The day ended with a huge outdoor barbeque hosted by the Teamsters. Teamster Prez Jim Hoffa (Jr) and blog Czar Marcos embraced on stage and talked about the unstoppable new Alliance of the old (Teamster) and new (blogger) Democratic party. Lots of hugs, backslapping, whooping and hollering. I got about 10 minutes with Hoffa over an overcooked hamburger afterwards and asked how we were going to deal with the old disagreement on environmental issues, since the Teamsters seem to support every dam or pipeline or drilling project that the enviros hate. “Yeah,” he said through a wad of burger, “that’s a tough one.” He went on to say some not very clear things that seemed to amount to the view that environmentalists need to get a life.

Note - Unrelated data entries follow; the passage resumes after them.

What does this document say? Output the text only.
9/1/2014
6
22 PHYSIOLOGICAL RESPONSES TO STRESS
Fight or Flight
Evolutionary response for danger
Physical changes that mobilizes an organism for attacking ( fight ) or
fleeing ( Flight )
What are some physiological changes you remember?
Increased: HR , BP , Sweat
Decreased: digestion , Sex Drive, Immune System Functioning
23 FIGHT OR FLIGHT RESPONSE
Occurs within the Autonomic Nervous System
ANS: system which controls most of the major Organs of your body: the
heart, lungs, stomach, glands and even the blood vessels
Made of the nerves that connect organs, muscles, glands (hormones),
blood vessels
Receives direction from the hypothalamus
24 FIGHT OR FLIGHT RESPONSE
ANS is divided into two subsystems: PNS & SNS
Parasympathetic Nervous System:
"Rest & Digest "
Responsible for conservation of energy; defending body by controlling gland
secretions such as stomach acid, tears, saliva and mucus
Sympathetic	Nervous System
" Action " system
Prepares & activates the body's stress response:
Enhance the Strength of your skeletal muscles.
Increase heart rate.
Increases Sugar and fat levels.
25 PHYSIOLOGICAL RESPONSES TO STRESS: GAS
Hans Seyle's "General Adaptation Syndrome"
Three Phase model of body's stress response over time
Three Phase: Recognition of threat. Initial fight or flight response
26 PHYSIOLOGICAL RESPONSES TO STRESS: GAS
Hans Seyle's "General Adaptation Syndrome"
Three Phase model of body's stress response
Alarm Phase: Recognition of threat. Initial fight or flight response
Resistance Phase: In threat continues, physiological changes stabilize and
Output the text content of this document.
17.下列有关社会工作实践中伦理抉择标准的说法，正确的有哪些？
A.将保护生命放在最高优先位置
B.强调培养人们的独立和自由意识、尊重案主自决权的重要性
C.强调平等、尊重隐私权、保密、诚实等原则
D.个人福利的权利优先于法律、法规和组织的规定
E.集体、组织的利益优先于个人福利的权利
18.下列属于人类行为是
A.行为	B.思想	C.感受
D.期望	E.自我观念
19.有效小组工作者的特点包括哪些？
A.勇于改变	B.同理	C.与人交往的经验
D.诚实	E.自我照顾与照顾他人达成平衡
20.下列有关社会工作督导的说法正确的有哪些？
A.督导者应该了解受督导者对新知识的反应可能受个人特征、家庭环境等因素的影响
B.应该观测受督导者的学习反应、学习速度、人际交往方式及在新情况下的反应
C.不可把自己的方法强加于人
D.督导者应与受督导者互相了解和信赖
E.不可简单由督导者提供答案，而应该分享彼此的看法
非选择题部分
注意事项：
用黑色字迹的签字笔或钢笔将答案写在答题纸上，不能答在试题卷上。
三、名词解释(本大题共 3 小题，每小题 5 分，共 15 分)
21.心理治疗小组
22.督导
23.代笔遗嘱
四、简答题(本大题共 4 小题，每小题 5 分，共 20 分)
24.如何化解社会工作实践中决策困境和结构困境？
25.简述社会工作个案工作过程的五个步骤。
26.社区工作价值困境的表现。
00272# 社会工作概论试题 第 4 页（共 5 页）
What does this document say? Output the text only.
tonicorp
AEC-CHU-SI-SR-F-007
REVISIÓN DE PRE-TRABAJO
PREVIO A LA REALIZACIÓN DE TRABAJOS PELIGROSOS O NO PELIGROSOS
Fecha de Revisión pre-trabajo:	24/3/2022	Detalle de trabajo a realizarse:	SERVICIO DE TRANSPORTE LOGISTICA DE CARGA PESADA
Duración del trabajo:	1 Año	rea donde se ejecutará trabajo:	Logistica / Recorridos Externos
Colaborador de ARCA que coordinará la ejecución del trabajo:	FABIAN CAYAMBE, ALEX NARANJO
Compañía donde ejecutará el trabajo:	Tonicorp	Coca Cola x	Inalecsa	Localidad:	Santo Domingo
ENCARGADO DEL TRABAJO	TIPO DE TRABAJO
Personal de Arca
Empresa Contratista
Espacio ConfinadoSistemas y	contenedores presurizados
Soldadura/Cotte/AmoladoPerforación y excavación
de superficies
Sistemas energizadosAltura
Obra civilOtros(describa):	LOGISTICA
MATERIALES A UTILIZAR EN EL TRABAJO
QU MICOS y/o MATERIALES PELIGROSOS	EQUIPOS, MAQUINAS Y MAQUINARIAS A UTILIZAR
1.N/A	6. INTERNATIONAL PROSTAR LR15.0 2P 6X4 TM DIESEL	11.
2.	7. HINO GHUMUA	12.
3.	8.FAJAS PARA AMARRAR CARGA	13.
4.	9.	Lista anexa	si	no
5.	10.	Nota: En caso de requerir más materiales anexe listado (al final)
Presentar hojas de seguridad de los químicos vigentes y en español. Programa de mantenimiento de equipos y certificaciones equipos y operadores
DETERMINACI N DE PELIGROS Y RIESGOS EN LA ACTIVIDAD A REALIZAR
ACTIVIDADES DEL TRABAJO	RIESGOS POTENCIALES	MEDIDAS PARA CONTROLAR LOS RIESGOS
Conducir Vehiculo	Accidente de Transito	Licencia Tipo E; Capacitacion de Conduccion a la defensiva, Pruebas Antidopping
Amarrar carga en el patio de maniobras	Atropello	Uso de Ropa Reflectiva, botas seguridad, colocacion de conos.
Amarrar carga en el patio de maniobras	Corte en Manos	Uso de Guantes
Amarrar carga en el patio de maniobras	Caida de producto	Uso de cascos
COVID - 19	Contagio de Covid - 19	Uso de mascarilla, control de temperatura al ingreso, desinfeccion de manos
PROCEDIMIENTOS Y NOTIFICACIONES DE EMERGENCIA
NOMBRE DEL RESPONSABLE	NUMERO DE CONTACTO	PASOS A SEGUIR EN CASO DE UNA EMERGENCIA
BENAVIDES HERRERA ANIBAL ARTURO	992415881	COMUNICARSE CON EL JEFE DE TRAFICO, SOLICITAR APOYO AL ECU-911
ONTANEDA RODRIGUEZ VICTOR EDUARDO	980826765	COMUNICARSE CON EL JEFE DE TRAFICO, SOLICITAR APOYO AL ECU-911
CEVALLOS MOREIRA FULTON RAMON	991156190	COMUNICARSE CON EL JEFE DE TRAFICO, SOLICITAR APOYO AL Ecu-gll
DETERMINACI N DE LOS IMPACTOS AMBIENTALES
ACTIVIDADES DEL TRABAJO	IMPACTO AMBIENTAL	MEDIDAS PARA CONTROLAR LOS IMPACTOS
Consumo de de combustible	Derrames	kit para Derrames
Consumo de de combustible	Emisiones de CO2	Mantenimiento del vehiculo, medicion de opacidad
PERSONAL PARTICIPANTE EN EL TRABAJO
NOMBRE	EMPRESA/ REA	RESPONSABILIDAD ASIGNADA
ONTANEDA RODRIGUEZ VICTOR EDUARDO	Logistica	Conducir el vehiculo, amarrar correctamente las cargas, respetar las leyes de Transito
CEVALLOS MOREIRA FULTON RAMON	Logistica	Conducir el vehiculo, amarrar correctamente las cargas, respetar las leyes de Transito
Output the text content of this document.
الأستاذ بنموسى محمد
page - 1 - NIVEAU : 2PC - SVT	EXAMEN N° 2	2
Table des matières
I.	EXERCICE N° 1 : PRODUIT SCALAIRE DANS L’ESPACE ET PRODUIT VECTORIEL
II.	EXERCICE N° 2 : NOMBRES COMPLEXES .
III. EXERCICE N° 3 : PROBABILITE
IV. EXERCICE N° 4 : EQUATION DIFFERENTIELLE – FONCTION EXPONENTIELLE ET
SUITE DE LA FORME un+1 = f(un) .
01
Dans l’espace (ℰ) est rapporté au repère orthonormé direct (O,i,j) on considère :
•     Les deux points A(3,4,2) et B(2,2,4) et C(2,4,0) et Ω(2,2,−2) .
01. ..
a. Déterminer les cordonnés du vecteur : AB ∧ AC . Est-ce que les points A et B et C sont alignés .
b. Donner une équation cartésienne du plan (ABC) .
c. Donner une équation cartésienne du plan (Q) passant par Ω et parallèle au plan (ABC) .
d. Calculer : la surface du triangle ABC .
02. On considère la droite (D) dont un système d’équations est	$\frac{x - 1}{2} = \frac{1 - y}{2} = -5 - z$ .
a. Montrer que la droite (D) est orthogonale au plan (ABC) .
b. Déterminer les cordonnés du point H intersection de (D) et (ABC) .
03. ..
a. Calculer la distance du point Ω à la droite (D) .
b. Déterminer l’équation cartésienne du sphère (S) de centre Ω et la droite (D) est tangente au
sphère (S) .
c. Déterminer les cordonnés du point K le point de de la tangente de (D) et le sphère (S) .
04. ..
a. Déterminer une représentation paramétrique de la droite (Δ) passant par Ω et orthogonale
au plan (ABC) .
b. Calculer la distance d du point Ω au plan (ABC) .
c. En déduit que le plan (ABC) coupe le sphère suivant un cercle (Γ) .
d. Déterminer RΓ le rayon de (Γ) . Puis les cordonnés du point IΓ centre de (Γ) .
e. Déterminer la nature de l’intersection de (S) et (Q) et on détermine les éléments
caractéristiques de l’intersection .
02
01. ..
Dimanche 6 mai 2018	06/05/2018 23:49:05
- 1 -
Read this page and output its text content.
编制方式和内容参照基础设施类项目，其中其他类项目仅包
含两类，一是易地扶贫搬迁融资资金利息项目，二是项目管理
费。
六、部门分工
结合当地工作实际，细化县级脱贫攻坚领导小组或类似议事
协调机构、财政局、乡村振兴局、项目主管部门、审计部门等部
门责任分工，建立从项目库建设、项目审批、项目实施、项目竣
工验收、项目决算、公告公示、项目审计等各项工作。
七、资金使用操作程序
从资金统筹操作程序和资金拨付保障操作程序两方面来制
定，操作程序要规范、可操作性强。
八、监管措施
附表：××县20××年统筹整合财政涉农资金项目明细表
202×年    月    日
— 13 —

Is the next year going to be boring? Not if you’re political.

1 comment:

Unknown said...

she wants to represent everyone, she said, and lobbyists are people, too

Yes indeed, and she also said big corporations employ lots of regular folks just like you and me.

I guess that's Hill's little variation on trickle down economics.

I don't know about lobbyist being people, but under the law, corporations certainly are.